Плывут облака. Плывет загустевшее дыхание моей родины, моего народа. Великий народ живет на великой земле. Насколько она необъятна — я видал это сверху, с воздуха, когда летал над нею в юности, в войсках ВВС… Она широкая, моя земля, она выпуклая; ранней весной она черная, летом в желто-зеленых квадратах, зимой же — как гречневая каша с молоком. На этой земле, на этих лоскутных полях, на берегах этих сонных извилистых речек, в этих селах, вытянувшихся по балкам, и хуторах, покрытых маревом, пролетели-промелькнули безвестные жизни моих предков; тут они любили и ненавидели, страдали и радовались; тут они обрели вечный покой; теперь в этих речках мои сыновья Андрей и Максим ловят рыбу, а с покатых холмов катаются зимой на санках.
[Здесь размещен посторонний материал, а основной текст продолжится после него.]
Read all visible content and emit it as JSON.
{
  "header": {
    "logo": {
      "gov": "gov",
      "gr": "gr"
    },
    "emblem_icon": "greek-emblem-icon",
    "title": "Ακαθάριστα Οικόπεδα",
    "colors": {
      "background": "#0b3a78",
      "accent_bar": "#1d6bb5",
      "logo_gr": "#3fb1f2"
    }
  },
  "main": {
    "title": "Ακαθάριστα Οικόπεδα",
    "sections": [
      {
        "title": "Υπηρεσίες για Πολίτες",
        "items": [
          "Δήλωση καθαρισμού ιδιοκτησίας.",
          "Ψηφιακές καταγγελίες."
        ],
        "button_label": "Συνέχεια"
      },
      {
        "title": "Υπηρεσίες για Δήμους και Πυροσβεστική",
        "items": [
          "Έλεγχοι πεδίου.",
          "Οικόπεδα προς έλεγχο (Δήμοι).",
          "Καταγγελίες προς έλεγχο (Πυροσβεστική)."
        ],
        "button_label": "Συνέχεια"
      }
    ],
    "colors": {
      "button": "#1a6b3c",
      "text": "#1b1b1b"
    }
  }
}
В ней, в ее толще, лежат мои пращуры; они восстали к жизни из этой черной земли, в нее они и сошли, совершив свой круг; с ними рядом лежать и мне; и, придет время, лежать моим сыновьям, которые пока что об этом еще и не задумывались…

Кто же вы, те, кто передал мне свою кровь? Я знаю, все вы были пахари и солдаты…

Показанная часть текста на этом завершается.